Although Jack Bogle at Vanguard often gets the credit as he was the first person to create an index mutual fund – Wells Fargo did it first for institutional clients (their first was Samsonite’s pension).

In the late 1970s, there was emerging research that suggested that small cap companies outperformed large cap companies (read my primer on small caps here).  Back then, the term ‘small cap’ didn’t even exist.

Booth wanted to create a small cap index fund at Wells Fargo, but they weren’t interested, so he and Sinquefield set up shop in Booth’s Brooklyn apartment and created the first mutual fund dedicated to passively managed small cap stocks (actually, they were micro-caps and the fund is alive and well today in your portfolio).

Wisely, Booth recruited a number of academics to serve on his board including Fama, Roger Ibbotson, Merton Miller, Myron Sholes and, later, Ken French.  I realize that these aren’t household names, but in our academic finance, it’s an all-star team.

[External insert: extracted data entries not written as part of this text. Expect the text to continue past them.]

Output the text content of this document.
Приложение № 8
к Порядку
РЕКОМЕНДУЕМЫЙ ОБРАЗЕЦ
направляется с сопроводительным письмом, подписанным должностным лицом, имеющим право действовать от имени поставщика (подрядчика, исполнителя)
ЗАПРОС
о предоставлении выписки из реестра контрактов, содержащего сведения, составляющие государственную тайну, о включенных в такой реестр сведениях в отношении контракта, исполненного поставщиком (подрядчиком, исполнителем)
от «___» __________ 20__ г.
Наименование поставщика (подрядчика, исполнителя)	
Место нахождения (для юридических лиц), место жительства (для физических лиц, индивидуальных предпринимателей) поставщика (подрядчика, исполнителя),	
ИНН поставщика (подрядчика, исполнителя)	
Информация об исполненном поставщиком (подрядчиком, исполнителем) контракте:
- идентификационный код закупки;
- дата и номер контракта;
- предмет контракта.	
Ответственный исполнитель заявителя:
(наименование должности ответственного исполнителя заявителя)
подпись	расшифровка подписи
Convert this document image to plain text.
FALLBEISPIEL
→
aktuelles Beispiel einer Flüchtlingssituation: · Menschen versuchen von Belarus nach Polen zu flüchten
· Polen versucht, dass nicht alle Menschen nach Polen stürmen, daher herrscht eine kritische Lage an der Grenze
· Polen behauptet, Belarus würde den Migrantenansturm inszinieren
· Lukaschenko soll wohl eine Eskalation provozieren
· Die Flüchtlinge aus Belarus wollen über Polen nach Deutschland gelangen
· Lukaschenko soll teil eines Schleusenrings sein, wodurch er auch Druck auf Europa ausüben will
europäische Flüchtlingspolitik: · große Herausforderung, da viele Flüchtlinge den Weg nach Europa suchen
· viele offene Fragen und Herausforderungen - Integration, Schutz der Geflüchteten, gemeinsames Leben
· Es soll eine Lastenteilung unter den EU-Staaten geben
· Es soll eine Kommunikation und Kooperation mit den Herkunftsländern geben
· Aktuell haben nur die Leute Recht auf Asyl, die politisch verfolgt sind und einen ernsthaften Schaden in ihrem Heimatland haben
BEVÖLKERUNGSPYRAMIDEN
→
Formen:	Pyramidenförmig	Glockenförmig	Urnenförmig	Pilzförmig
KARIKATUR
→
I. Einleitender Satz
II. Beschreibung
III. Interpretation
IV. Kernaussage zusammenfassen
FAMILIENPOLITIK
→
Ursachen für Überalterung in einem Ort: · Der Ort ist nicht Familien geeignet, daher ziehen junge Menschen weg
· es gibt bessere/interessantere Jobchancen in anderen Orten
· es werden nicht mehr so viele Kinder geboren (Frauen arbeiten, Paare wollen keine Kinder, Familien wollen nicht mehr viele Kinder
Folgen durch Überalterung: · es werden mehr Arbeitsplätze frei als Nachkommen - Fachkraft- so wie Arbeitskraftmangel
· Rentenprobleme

When the fund started, there was no small cap benchmark to compare themselves against, academics weren’t sure whether it would work because small/microcap stocks were so expensive to trade that it might eat up all of the performance and, importantly, small cap stocks suffered their worst relative returns in history (I chronicle the story without naming names here).

Because Booth had preached the diversification benefit of small cap stocks in addition to the higher expected returns and sold the fund to institutional clients, they made it through the lean years.

In the mid-1990s, shortly after Fama and French did their most famous work that added value investing to small caps, DFA launched passively managed value funds and small/value funds.

Although they certainly weren’t the first value investors, they pioneered small cap and value investing in developed and emerging markets – again, long before indexes were created.

The interview with Booth is worth a listen even though it’s an hour and a half.  Since then, I’ve listened to another half-dozen interviews and even though I still don’t love Ritholtz, his guests are amazing and I’m a big fan of long-form journalism that doesn’t cut important ideas into nine second sound bites.